Cybersecurity remains a top concern and potential hazard for patient data.
In February, Lehigh Valley Health Network in Allentown, Pennsylvania, was attacked by a ransomware gang BlackCat, which has ties to Russia, Becker’s Health IT reports. The health system has since notified 627 individuals and will continue to “provide notices to all individuals whose information was involved as required as soon as possible,” a hospital spokesperson said.
Lehigh Valley is not alone in its challenges with cybersecurity. Earlier this year, Phoenix-based Banner Health paid $1.25 million in settlement after potential HIPAA violations left 2.81 million consumer’s health data exposed in a 2016 data breach, due to insufficient system activity monitoring, among other issues.
Moreover, researchers reported in the JAMA Health Forum that 374 ransomware attacks have been carried out “against clinics, hospitals, dental offices, diagnostic laboratories, emergency medical services, and other healthcare delivery organizations between 2016 and 2021.” The number of annual attacks rose from 43 to 91 during that time, exposing some 42 million patients’ personal health information.
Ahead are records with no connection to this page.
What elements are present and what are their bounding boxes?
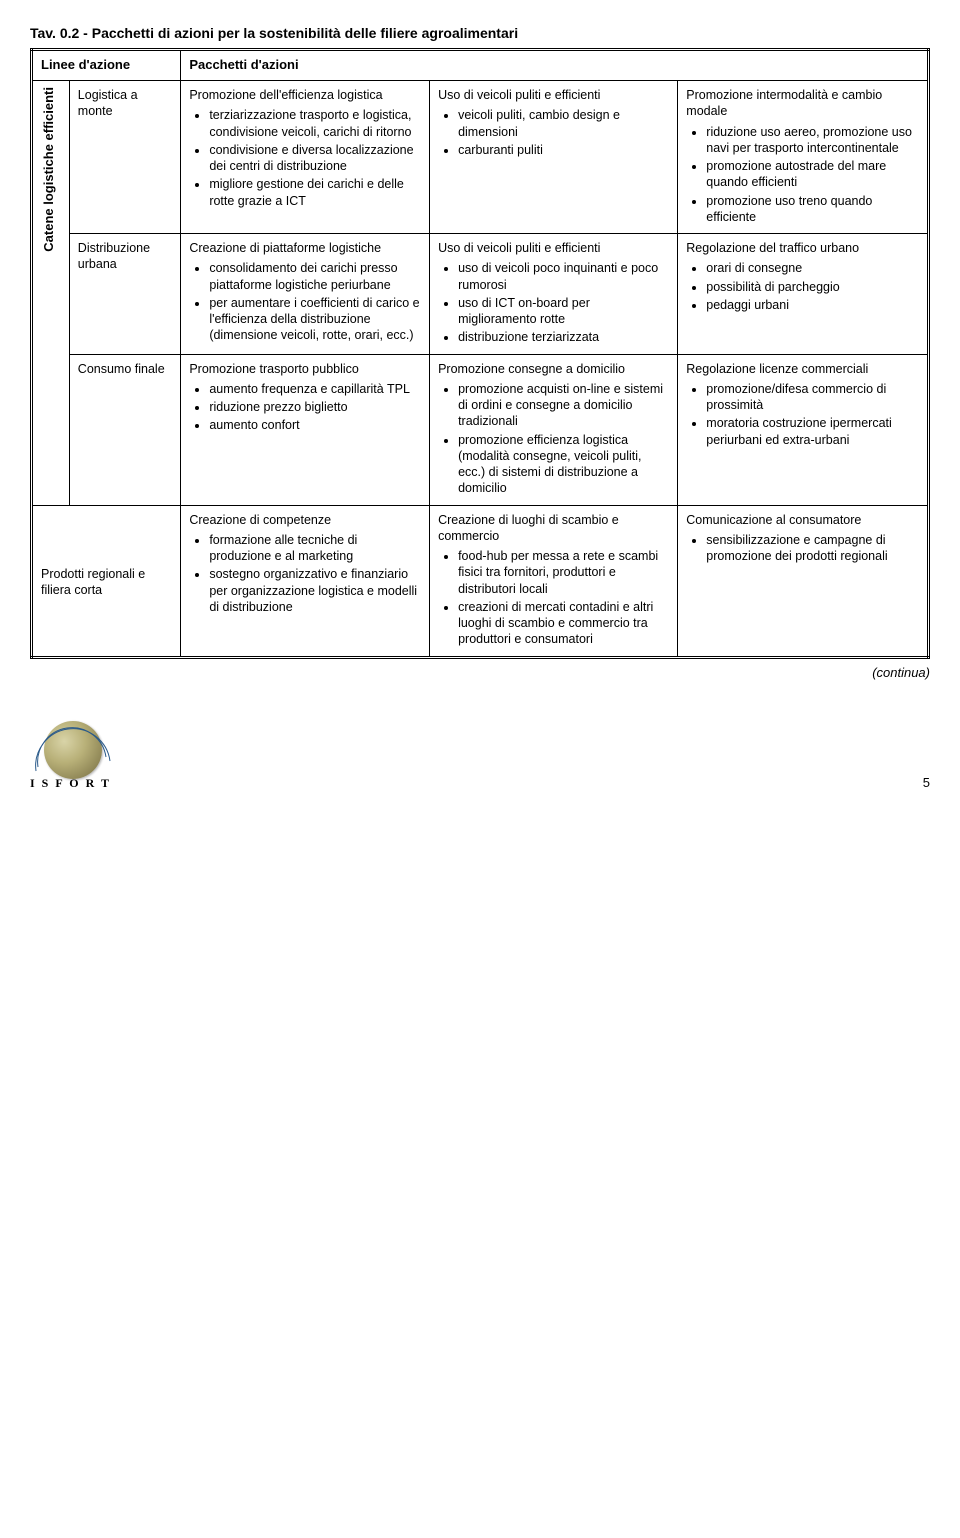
vertical-label: Catene logistiche efficienti: [41, 87, 58, 252]
list-item: per aumentare i coefficienti di carico e…: [209, 295, 421, 344]
list-item: sensibilizzazione e campagne di promozio…: [706, 532, 919, 565]
document-title: Tav. 0.2 - Pacchetti di azioni per la so…: [30, 24, 930, 42]
bullet-list: orari di consegne possibilità di parcheg…: [686, 260, 919, 313]
bullet-list: terziarizzazione trasporto e logistica, …: [189, 107, 421, 209]
list-item: aumento frequenza e capillarità TPL: [209, 381, 421, 397]
list-item: uso di ICT on-board per miglioramento ro…: [458, 295, 669, 328]
list-item: promozione efficienza logistica (modalit…: [458, 432, 669, 497]
cell: Uso di veicoli puliti e efficienti veico…: [430, 81, 678, 234]
list-item: promozione uso treno quando efficiente: [706, 193, 919, 226]
list-item: riduzione uso aereo, promozione uso navi…: [706, 124, 919, 157]
header-pacchetti: Pacchetti d'azioni: [181, 50, 929, 81]
cell-heading: Promozione trasporto pubblico: [189, 361, 421, 377]
list-item: pedaggi urbani: [706, 297, 919, 313]
list-item: moratoria costruzione ipermercati periur…: [706, 415, 919, 448]
list-item: promozione/difesa commercio di prossimit…: [706, 381, 919, 414]
list-item: creazioni di mercati contadini e altri l…: [458, 599, 669, 648]
page-number: 5: [923, 775, 930, 792]
list-item: condivisione e diversa localizzazione de…: [209, 142, 421, 175]
cell-heading: Creazione di piattaforme logistiche: [189, 240, 421, 256]
list-item: terziarizzazione trasporto e logistica, …: [209, 107, 421, 140]
list-item: migliore gestione dei carichi e delle ro…: [209, 176, 421, 209]
table-row: Catene logistiche efficienti Logistica a…: [32, 81, 929, 234]
table-row: Consumo finale Promozione trasporto pubb…: [32, 354, 929, 505]
row-label: Consumo finale: [69, 354, 181, 505]
cell: Comunicazione al consumatore sensibilizz…: [678, 505, 929, 657]
vertical-label-cell: Catene logistiche efficienti: [32, 81, 70, 506]
cell: Regolazione licenze commerciali promozio…: [678, 354, 929, 505]
cell-heading: Promozione dell'efficienza logistica: [189, 87, 421, 103]
cell-heading: Regolazione licenze commerciali: [686, 361, 919, 377]
cell: Regolazione del traffico urbano orari di…: [678, 234, 929, 355]
list-item: veicoli puliti, cambio design e dimensio…: [458, 107, 669, 140]
cell-heading: Creazione di competenze: [189, 512, 421, 528]
header-row: Linee d'azione Pacchetti d'azioni: [32, 50, 929, 81]
list-item: sostegno organizzativo e finanziario per…: [209, 566, 421, 615]
bullet-list: sensibilizzazione e campagne di promozio…: [686, 532, 919, 565]
continua-label: (continua): [30, 665, 930, 682]
cell-heading: Regolazione del traffico urbano: [686, 240, 919, 256]
list-item: promozione autostrade del mare quando ef…: [706, 158, 919, 191]
list-item: food-hub per messa a rete e scambi fisic…: [458, 548, 669, 597]
main-table: Linee d'azione Pacchetti d'azioni Catene…: [30, 48, 930, 658]
table-row: Distribuzione urbana Creazione di piatta…: [32, 234, 929, 355]
cell-heading: Uso di veicoli puliti e efficienti: [438, 240, 669, 256]
row-label: Prodotti regionali e filiera corta: [32, 505, 181, 657]
list-item: formazione alle tecniche di produzione e…: [209, 532, 421, 565]
bullet-list: consolidamento dei carichi presso piatta…: [189, 260, 421, 343]
cell-heading: Creazione di luoghi di scambio e commerc…: [438, 512, 669, 545]
list-item: distribuzione terziarizzata: [458, 329, 669, 345]
bullet-list: uso di veicoli poco inquinanti e poco ru…: [438, 260, 669, 345]
bullet-list: riduzione uso aereo, promozione uso navi…: [686, 124, 919, 226]
cell-heading: Promozione intermodalità e cambio modale: [686, 87, 919, 120]
row-label: Logistica a monte: [69, 81, 181, 234]
cell: Creazione di piattaforme logistiche cons…: [181, 234, 430, 355]
cell-heading: Promozione consegne a domicilio: [438, 361, 669, 377]
bullet-list: formazione alle tecniche di produzione e…: [189, 532, 421, 615]
cell-heading: Comunicazione al consumatore: [686, 512, 919, 528]
bullet-list: food-hub per messa a rete e scambi fisic…: [438, 548, 669, 648]
table-row: Prodotti regionali e filiera corta Creaz…: [32, 505, 929, 657]
logo: I S F O R T: [30, 721, 120, 791]
logo-arc-icon: [30, 721, 116, 779]
bullet-list: promozione acquisti on-line e sistemi di…: [438, 381, 669, 497]
header-linee: Linee d'azione: [32, 50, 181, 81]
cell-heading: Uso di veicoli puliti e efficienti: [438, 87, 669, 103]
cell: Promozione dell'efficienza logistica ter…: [181, 81, 430, 234]
list-item: promozione acquisti on-line e sistemi di…: [458, 381, 669, 430]
bullet-list: veicoli puliti, cambio design e dimensio…: [438, 107, 669, 158]
list-item: possibilità di parcheggio: [706, 279, 919, 295]
cell: Promozione consegne a domicilio promozio…: [430, 354, 678, 505]
list-item: aumento confort: [209, 417, 421, 433]
row-label: Distribuzione urbana: [69, 234, 181, 355]
footer: I S F O R T 5: [30, 721, 930, 791]
list-item: uso di veicoli poco inquinanti e poco ru…: [458, 260, 669, 293]
list-item: orari di consegne: [706, 260, 919, 276]
list-item: carburanti puliti: [458, 142, 669, 158]
cell: Creazione di luoghi di scambio e commerc…: [430, 505, 678, 657]
bullet-list: aumento frequenza e capillarità TPL ridu…: [189, 381, 421, 434]
cell: Uso di veicoli puliti e efficienti uso d…: [430, 234, 678, 355]
list-item: riduzione prezzo biglietto: [209, 399, 421, 415]
bullet-list: promozione/difesa commercio di prossimit…: [686, 381, 919, 448]
brand-label: I S F O R T: [30, 776, 111, 792]
cell: Promozione intermodalità e cambio modale…: [678, 81, 929, 234]
cell: Creazione di competenze formazione alle …: [181, 505, 430, 657]
list-item: consolidamento dei carichi presso piatta…: [209, 260, 421, 293]
cell: Promozione trasporto pubblico aumento fr…: [181, 354, 430, 505]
ECRI lists failure to manage cybersecurity risks associated with cloud-based clinical systems fifth in their list of the top 10 health technology hazards of 2023. While cloud-based systems can offer benefits when compared to traditional systems, much of the workload and control is shifted to the cloud provider. Failure to understand and plan for the differences leaves health systems at risk of a security event that disrupts patient care.